人間社会ですと“表と裏の顔を持つ”なんて聞くと、あんまり近寄りたくない、信用できない人と思われてしまいますが、オパールで、特にブラックオパールの場合ではちょっと違ってきます。
ご存知のとおり、一般的なブラックオパールの裏面は黒い母岩が付いていて、遊色は表現されません。極々まれにこのオパールのように、両面に遊色が出る珍しいものが採れることがあります。とくに写真のような両面の表情がまったく違うものは本当に少なく、宝石としても、コレクターズアイテムとしてもとても珍重されます。
偏屈なある日本の鑑別機関は、『裏に黒い母岩が付いていないから、これはブラックオパールではない』なんて意見されることもありますが、地色の濃さ、色合いの深み、そして遊色の素晴らしさは『これがブラックオパールでなければどれがブラック?』と大反論。
宝飾品としてデザインする際には、ちょっと工夫が必要です。せっかく両面に素晴らしい色があるんですから、普通どおり指輪にしたりしてしまうと、それこそ“宝の持ち腐れ”。

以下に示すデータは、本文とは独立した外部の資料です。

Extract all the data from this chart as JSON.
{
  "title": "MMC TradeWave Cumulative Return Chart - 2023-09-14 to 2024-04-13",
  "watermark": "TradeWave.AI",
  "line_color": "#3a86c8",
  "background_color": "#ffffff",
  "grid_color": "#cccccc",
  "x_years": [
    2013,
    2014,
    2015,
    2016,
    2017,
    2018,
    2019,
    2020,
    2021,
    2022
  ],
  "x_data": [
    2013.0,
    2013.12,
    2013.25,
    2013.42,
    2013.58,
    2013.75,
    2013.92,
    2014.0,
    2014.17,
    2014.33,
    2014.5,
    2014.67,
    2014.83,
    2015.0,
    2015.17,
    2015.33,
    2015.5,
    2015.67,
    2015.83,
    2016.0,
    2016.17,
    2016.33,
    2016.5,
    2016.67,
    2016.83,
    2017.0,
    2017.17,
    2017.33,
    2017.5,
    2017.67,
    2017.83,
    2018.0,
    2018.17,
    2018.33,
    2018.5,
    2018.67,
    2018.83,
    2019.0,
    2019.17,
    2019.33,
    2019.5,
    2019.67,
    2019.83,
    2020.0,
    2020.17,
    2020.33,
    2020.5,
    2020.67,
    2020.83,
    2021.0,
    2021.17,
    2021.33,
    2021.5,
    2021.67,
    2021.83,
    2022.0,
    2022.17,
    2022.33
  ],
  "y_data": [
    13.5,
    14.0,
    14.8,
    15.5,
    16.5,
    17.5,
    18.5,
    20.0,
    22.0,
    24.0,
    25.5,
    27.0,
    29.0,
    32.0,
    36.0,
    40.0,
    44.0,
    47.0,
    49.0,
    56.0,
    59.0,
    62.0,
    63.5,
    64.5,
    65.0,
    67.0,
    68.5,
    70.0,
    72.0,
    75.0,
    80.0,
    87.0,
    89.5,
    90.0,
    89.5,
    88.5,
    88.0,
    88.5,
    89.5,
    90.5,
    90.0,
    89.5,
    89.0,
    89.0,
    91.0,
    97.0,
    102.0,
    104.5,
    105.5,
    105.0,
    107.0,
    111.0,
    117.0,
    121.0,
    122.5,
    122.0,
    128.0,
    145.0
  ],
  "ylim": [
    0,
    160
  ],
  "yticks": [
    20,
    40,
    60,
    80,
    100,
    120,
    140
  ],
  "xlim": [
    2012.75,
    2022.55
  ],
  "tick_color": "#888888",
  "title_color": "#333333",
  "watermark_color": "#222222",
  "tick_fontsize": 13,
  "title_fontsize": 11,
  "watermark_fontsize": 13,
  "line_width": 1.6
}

石の外縁を上手にベゼルセッティングして、ペンダントヘッド自体が回転してやるように細工をしてあげる等々、デザイナーと職人の腕の見せ所です。
このブラックオパールは、石座が回転して、両面が楽しめるようなリングに生まれ変わり、今でもお求めいただいた方の目を楽しませていることでしょう。
今、手元にこのようなリバーシブルなオパールが無いので、次の出会いを待ち焦がれている毎日です。
今日のゴールドコーストは雨模様です。昨晩から珍しく降り続いている雨も、おそらく午後にはやむのではないでしょうか。